Abstract

QT dispersion (QTD = QT max – QT min), measured from the 12-lead ECG, reflects regional variations in ventricular repolarization and has been associated with an increased risk of arrhythmic events in some patient (pt) groups, but has not been applied as a predictor in patients at risk for recurrent, sustained ventricular tachyarrhythmias (VT/VF). Thus, we sought to determine the predictive value of QTD in consecutive pts presenting with life threatening ventricular arrhythmias and treated with antiarrhythmic drugs predicted to be effective by electrophysiologic testing (n = 11) or Holter monitoring (n = 18). The study group comprised 29 pts of age 66 ± 13 years with ejection fraction 37 ± 13%; 24 were males, 23 had coronary artery disease; 22 had failed previous antiarrhythmic therapy; treatment was with class I drugs in 16 and class III (sotalol) in 13. Follow-up lasted up to 5.7 years (x ± SD, 2.1 ± 1.7).

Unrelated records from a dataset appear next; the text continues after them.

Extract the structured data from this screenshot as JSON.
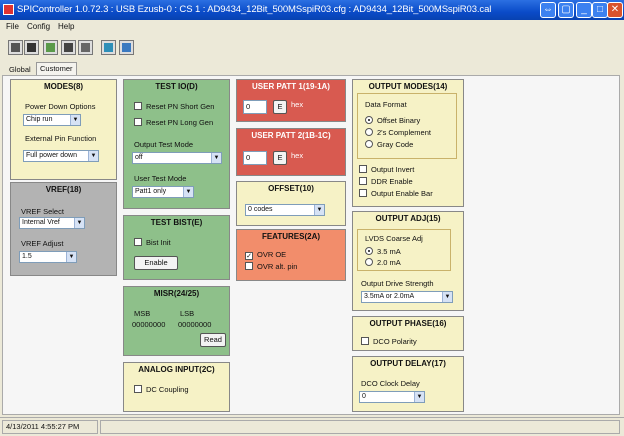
{
  "window": {
    "title": "SPIController 1.0.72.3 : USB Ezusb-0 : CS 1 : AD9434_12Bit_500MSspiR03.cfg : AD9434_12Bit_500MSspiR03.cal"
  },
  "menu": {
    "file": "File",
    "config": "Config",
    "help": "Help"
  },
  "tabs": {
    "global": "Global",
    "customer": "Customer"
  },
  "modes": {
    "title": "MODES(8)",
    "power_down_label": "Power Down Options",
    "power_down_value": "Chip run",
    "ext_pin_label": "External Pin Function",
    "ext_pin_value": "Full power down"
  },
  "vref": {
    "title": "VREF(18)",
    "select_label": "VREF Select",
    "select_value": "Internal Vref",
    "adjust_label": "VREF Adjust",
    "adjust_value": "1.5"
  },
  "test_io": {
    "title": "TEST IO(D)",
    "reset_short": "Reset PN Short Gen",
    "reset_long": "Reset PN Long Gen",
    "output_mode_label": "Output Test Mode",
    "output_mode_value": "off",
    "user_mode_label": "User Test Mode",
    "user_mode_value": "Patt1 only"
  },
  "test_bist": {
    "title": "TEST BIST(E)",
    "bist_init": "Bist Init",
    "enable": "Enable"
  },
  "misr": {
    "title": "MISR(24/25)",
    "msb_label": "MSB",
    "lsb_label": "LSB",
    "msb_value": "00000000",
    "lsb_value": "00000000",
    "read": "Read"
  },
  "analog_input": {
    "title": "ANALOG INPUT(2C)",
    "dc_coupling": "DC Coupling"
  },
  "user_patt1": {
    "title": "USER PATT 1(19-1A)",
    "value": "0",
    "e_btn": "E",
    "unit": "hex"
  },
  "user_patt2": {
    "title": "USER PATT 2(1B-1C)",
    "value": "0",
    "e_btn": "E",
    "unit": "hex"
  },
  "offset": {
    "title": "OFFSET(10)",
    "value": "0 codes"
  },
  "features": {
    "title": "FEATURES(2A)",
    "ovr_oe": "OVR OE",
    "ovr_alt": "OVR alt. pin"
  },
  "output_modes": {
    "title": "OUTPUT MODES(14)",
    "data_format_label": "Data Format",
    "offset_binary": "Offset Binary",
    "twos_complement": "2's Complement",
    "gray_code": "Gray Code",
    "output_invert": "Output Invert",
    "ddr_enable": "DDR Enable",
    "output_enable_bar": "Output Enable Bar"
  },
  "output_adj": {
    "title": "OUTPUT ADJ(15)",
    "lvds_label": "LVDS Coarse Adj",
    "opt_35": "3.5 mA",
    "opt_20": "2.0 mA",
    "drive_label": "Output Drive Strength",
    "drive_value": "3.5mA or 2.0mA"
  },
  "output_phase": {
    "title": "OUTPUT PHASE(16)",
    "dco_polarity": "DCO Polarity"
  },
  "output_delay": {
    "title": "OUTPUT DELAY(17)",
    "dco_delay_label": "DCO Clock Delay",
    "dco_delay_value": "0"
  },
  "status": {
    "timestamp": "4/13/2011 4:55:27 PM"
  },
  "colors": {
    "modes_bg": "#f6f2c6",
    "vref_bg": "#b3b3b3",
    "testio_bg": "#8ec08a",
    "user_patt_bg": "#d85a50",
    "offset_bg": "#f6f2c6",
    "features_bg": "#f28d6b",
    "output_bg": "#f6f2c6",
    "misr_bg": "#8ec08a"
  }
}
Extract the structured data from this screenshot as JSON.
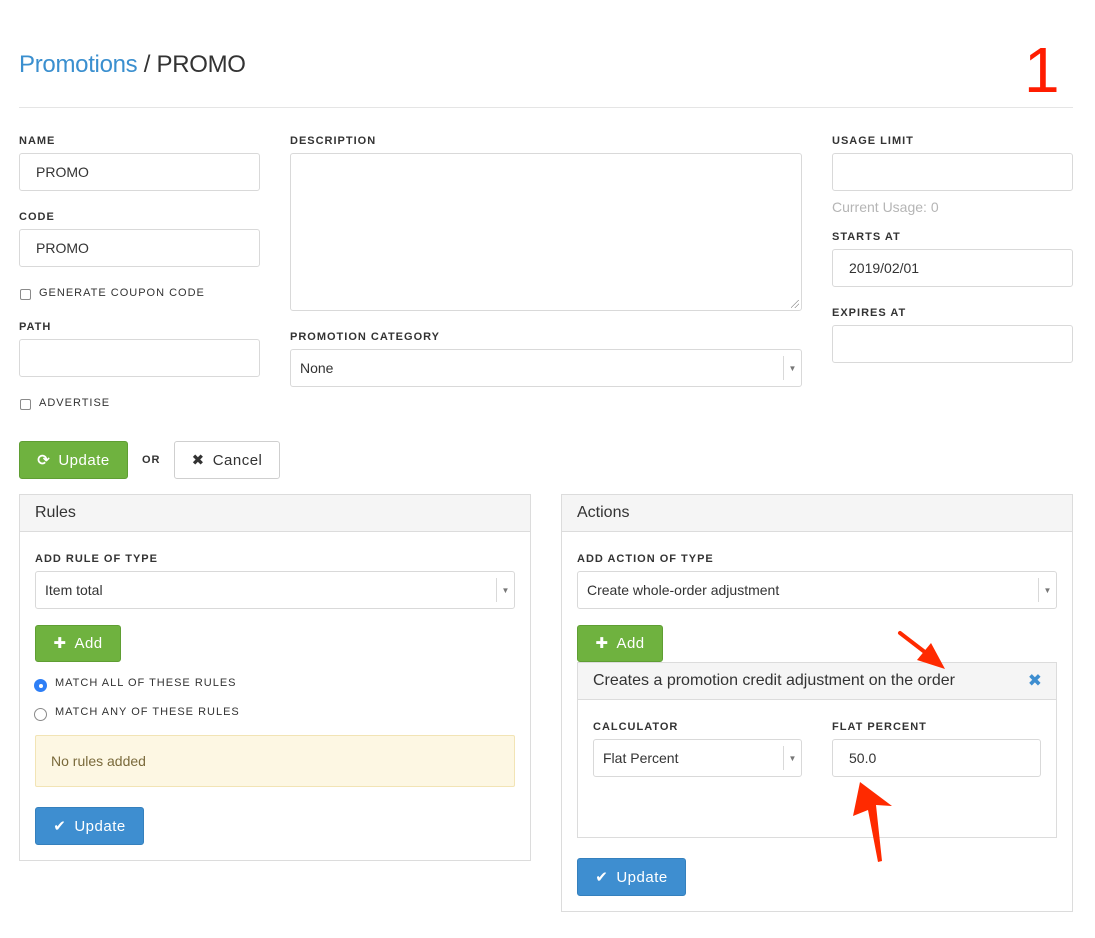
{
  "header": {
    "breadcrumb_link": "Promotions",
    "breadcrumb_separator": " / ",
    "breadcrumb_current": "PROMO",
    "annotation_number": "1"
  },
  "form": {
    "name_label": "NAME",
    "name_value": "PROMO",
    "code_label": "CODE",
    "code_value": "PROMO",
    "generate_coupon_label": "GENERATE COUPON CODE",
    "generate_coupon_checked": false,
    "path_label": "PATH",
    "path_value": "",
    "advertise_label": "ADVERTISE",
    "advertise_checked": false,
    "description_label": "DESCRIPTION",
    "description_value": "",
    "category_label": "PROMOTION CATEGORY",
    "category_value": "None",
    "usage_limit_label": "USAGE LIMIT",
    "usage_limit_value": "",
    "current_usage_text": "Current Usage: 0",
    "starts_at_label": "STARTS AT",
    "starts_at_value": "2019/02/01",
    "expires_at_label": "EXPIRES AT",
    "expires_at_value": ""
  },
  "buttons": {
    "update_label": "Update",
    "or_label": "OR",
    "cancel_label": "Cancel"
  },
  "rules": {
    "title": "Rules",
    "add_rule_label": "ADD RULE OF TYPE",
    "rule_type_value": "Item total",
    "add_button_label": "Add",
    "match_all_label": "MATCH ALL OF THESE RULES",
    "match_any_label": "MATCH ANY OF THESE RULES",
    "match_selected": "all",
    "empty_notice": "No rules added",
    "update_button_label": "Update"
  },
  "actions": {
    "title": "Actions",
    "add_action_label": "ADD ACTION OF TYPE",
    "action_type_value": "Create whole-order adjustment",
    "add_button_label": "Add",
    "action_item": {
      "title": "Creates a promotion credit adjustment on the order",
      "calculator_label": "CALCULATOR",
      "calculator_value": "Flat Percent",
      "flat_percent_label": "FLAT PERCENT",
      "flat_percent_value": "50.0"
    },
    "update_button_label": "Update"
  },
  "colors": {
    "link": "#3a8fcf",
    "success_button": "#6fb23f",
    "primary_button": "#3e8ed0",
    "annotation": "#ff1c00",
    "notice_bg": "#fdf7e3"
  },
  "icons": {
    "update": "refresh-icon",
    "cancel": "close-icon",
    "add": "plus-icon",
    "save": "checkmark-icon",
    "remove": "close-icon",
    "select": "chevron-down-icon",
    "annotation": "arrow-annotation-icon"
  }
}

Arrhythmia recurred in 15 pts; there were 4 arrhythmic and 7 total deaths. Parameters on 12 lead ECG tested for long-term predictive value included QRS, QT. QTc, JT, JTc, QTD, QTcD, JTD, and JTcD. Measurements were made within 1 mo of initiating “effective” antiarrhythmic therapy by an experienced observer using electronic calipers and blinded to clinical course. Only measures of dispersion of recovery were predictors of arrhythmic and total mortality: QTD (p ≤ 0.005, 0.0001), QTcD (p ≤ 0.01, 0.0001), JTD (p ≤ 0.005, 0.0000), and JTcD (p ≥ 0.005, 0.0000). In patients dying vs surviving, QTD was 147 ≤ 42 vs 74 ≤ 34 ms and JTcD, 141 ≤ 33 vs 76 ± 30 ms, respectively. Predictive value was independent of antiarrhythmic therapy (ie, sotalol vS other) in a multivariate model. Thus, excessive dispersion of repolarization is a powerful predictor of arrhythmic and total deaths, despite “effective” drug therapy, in patients with life-threatening ventricular arrhythmias. QTD should be further tested in larger groups of high-risk pts, including the selection of pts for further therapies (eg, defibrillators).